1
Populate the property identification block
Enter the full property address, asset class, total leasable area in square feet, year built, current owner, asking price, and your target closing date. Cross-reference the asking price against your independent valuation before proceeding.
💡 Pull the legal parcel description from the county assessor's record — this catches address discrepancies that sometimes appear in broker marketing materials.
2
Obtain and verify the rent roll
Request the current executed lease abstracts from the seller. Enter each tenant's name, leased area, lease start and expiration, base rent, and any rent escalation clauses. Flag leases expiring within 24 months as a risk item.
💡 Ask for the trailing 12-month rent collection history alongside the rent roll — actual collected rent often differs from scheduled rent on older leases.
3
Build the income and expense analysis from verified source documents
Use the verified rent roll to calculate potential gross income. Apply a vacancy and credit loss rate benchmarked to the current submarket vacancy. For expenses, use the seller's trailing 12-month actuals and independently verify property tax and insurance figures.

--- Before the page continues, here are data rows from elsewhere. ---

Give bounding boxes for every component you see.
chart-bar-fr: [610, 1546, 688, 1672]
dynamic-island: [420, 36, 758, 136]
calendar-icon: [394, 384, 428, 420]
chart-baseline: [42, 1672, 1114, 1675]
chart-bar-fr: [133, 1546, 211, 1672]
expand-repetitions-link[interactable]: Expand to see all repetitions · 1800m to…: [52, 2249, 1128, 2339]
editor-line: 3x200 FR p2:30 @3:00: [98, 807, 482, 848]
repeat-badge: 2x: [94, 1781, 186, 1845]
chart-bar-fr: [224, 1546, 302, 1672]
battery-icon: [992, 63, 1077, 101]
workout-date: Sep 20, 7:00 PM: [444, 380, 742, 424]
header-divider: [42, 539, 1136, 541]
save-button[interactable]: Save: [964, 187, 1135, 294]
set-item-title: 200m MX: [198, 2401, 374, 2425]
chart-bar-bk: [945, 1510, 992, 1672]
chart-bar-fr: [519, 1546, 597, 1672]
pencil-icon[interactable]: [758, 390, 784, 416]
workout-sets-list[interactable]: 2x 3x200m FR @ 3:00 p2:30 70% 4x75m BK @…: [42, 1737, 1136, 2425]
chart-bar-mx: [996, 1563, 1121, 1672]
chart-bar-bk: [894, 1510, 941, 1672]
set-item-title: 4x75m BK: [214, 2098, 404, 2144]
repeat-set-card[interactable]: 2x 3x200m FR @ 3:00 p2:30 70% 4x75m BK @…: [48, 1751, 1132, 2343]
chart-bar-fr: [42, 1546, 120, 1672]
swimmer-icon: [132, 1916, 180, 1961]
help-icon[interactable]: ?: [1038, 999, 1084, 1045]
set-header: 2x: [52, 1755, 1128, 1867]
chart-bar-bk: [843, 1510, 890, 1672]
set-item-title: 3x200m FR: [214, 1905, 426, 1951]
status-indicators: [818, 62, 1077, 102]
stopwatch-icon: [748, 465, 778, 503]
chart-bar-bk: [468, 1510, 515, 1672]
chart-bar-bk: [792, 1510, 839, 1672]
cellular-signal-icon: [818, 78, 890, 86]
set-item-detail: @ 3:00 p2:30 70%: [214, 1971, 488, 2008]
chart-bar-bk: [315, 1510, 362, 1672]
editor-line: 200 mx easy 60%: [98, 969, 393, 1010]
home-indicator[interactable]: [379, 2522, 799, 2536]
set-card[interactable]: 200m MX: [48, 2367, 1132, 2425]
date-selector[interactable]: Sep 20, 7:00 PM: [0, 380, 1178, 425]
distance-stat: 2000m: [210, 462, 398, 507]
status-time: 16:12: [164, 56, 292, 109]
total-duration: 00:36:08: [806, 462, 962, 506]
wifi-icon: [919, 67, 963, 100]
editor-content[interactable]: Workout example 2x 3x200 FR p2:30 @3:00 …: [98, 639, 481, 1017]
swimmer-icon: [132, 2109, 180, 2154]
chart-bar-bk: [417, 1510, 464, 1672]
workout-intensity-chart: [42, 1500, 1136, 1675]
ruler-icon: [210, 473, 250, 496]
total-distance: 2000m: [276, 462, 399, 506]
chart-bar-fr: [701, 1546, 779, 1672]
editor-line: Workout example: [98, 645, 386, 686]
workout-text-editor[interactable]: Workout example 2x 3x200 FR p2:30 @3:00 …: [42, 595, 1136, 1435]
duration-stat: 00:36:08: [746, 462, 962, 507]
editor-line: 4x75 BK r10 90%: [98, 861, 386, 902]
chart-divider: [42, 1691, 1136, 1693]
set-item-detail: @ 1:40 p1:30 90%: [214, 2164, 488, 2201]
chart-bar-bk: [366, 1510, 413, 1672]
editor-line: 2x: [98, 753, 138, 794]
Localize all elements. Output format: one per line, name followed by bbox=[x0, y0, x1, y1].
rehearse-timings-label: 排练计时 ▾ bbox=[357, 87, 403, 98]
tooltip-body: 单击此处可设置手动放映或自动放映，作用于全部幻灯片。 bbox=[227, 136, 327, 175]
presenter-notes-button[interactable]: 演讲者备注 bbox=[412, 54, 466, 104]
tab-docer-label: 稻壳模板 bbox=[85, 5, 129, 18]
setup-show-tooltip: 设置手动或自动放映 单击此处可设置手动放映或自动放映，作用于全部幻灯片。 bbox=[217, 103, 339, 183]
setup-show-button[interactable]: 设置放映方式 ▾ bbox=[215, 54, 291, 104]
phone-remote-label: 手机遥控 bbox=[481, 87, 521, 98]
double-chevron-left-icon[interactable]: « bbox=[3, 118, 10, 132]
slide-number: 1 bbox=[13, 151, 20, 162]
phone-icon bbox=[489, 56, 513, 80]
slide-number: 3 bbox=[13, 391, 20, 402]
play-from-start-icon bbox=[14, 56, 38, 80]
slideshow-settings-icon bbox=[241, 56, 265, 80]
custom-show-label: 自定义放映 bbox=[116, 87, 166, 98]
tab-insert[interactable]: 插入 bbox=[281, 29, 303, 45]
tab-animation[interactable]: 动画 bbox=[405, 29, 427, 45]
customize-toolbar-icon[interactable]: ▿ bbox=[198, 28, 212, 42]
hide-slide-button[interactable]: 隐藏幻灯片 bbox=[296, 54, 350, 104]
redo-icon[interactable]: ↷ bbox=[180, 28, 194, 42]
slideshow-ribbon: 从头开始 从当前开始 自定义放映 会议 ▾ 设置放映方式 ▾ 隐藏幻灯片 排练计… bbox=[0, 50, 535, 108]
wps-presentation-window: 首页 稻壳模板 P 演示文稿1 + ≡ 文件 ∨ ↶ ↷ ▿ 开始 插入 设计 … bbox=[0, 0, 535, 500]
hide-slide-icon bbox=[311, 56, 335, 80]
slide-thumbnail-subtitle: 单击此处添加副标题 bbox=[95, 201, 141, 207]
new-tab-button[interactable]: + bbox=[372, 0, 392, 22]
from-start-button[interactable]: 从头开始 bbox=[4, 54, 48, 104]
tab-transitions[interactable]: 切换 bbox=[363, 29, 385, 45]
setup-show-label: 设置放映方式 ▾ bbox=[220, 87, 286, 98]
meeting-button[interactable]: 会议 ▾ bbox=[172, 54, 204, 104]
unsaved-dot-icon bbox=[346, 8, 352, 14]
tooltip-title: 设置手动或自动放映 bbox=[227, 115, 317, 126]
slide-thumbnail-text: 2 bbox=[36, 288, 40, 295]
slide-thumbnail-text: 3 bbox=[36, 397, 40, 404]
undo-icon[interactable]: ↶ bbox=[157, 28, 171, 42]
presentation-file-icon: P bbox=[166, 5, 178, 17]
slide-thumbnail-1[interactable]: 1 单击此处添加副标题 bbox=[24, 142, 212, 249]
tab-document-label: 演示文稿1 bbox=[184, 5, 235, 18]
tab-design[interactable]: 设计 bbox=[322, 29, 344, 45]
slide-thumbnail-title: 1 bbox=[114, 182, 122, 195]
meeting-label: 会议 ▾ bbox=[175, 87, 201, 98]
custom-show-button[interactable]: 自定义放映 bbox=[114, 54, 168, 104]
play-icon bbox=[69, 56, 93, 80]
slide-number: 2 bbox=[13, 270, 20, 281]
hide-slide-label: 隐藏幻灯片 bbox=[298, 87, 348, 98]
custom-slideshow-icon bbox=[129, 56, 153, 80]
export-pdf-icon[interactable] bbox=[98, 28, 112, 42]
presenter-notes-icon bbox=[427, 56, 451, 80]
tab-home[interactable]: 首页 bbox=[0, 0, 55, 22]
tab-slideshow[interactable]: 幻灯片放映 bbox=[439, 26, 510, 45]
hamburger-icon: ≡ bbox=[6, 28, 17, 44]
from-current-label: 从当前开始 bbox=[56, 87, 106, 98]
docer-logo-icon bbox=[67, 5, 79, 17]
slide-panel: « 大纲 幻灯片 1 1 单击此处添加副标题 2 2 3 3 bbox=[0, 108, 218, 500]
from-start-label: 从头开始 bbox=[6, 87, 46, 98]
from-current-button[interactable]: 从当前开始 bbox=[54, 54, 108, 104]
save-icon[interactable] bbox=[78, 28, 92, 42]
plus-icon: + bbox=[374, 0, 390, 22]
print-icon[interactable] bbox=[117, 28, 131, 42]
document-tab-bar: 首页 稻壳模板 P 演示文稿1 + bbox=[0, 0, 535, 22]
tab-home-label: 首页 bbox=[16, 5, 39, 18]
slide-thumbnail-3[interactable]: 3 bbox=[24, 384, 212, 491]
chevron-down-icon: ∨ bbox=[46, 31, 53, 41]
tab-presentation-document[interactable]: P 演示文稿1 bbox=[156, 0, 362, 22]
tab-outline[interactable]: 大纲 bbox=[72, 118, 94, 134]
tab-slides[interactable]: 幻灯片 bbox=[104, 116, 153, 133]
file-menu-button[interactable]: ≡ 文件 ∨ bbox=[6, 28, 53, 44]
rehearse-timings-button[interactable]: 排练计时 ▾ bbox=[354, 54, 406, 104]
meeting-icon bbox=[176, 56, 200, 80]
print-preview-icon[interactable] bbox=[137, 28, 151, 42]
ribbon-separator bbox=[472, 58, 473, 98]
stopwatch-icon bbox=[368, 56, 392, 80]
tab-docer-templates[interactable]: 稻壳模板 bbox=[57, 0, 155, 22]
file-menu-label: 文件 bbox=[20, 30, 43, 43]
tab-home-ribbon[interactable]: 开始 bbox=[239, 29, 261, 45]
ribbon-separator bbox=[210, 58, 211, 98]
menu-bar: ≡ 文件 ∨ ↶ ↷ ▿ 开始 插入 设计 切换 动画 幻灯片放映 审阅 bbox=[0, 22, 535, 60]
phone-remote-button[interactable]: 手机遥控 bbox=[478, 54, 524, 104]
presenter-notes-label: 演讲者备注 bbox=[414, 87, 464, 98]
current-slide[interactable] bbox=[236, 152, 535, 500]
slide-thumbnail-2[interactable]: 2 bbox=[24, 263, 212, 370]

💡 Cap the seller's stated management fee at market rate — self-managed properties often understate this cost, which inflates the apparent NOI.
4
Calculate NOI and the going-in cap rate
Subtract total verified operating expenses from effective gross income to arrive at NOI. Divide NOI by the proposed purchase price to calculate the going-in cap rate. Compare this to the current market cap rate range for comparable assets in the same submarket.
💡 If the going-in cap rate is more than 50 basis points below the market range, document the specific value-add or rent-growth thesis that justifies paying a premium.
5
Model the financing structure and calculate DSCR
Enter the proposed loan amount, LTV, interest rate, amortization period, and loan term. Calculate annual debt service and divide it into NOI to determine the DSCR. Model at least two scenarios: one at the quoted rate and one at +150 basis points.
💡 A DSCR below 1.20x in the stress scenario should trigger a note in the risk section — most lenders require a minimum of 1.20x–1.25x even in the base case.
6
Complete the sensitivity and risk matrix
Build a matrix showing NOI, DSCR, and cash-on-cash return at three vacancy scenarios (base, downside, and stress) and at least two exit cap rate assumptions. Note any single-tenant concentration, lease rollover risk, or deferred maintenance items as named risk factors.
💡 Include a combined stress scenario where vacancy is 5 percentage points above base and rents are 10% below current asking — this is the scenario most institutional lenders will run independently.
7
Gather and enter comparable market data
Source at least three comparable sales from the last 12 months in the same submarket. Enter the address, sale price per square foot, and implied cap rate for each. Summarize current submarket vacancy and average asking rent.
💡 CoStar, LoopNet, and local broker market reports are acceptable sources — note the source and date for each comparable in the worksheet so the data trail survives the file.
8
Complete the investment recommendation and obtain signatures
Write a 2–3 sentence rationale summarizing the key return metrics, the primary risks, and the basis for the recommendation. Have the preparing analyst and the approving principal sign and date the document before any letter of intent is submitted.
💡 If the recommendation is 'proceed subject to conditions,' list each condition as a numbered item with a responsible party and a deadline — vague conditions are never actioned.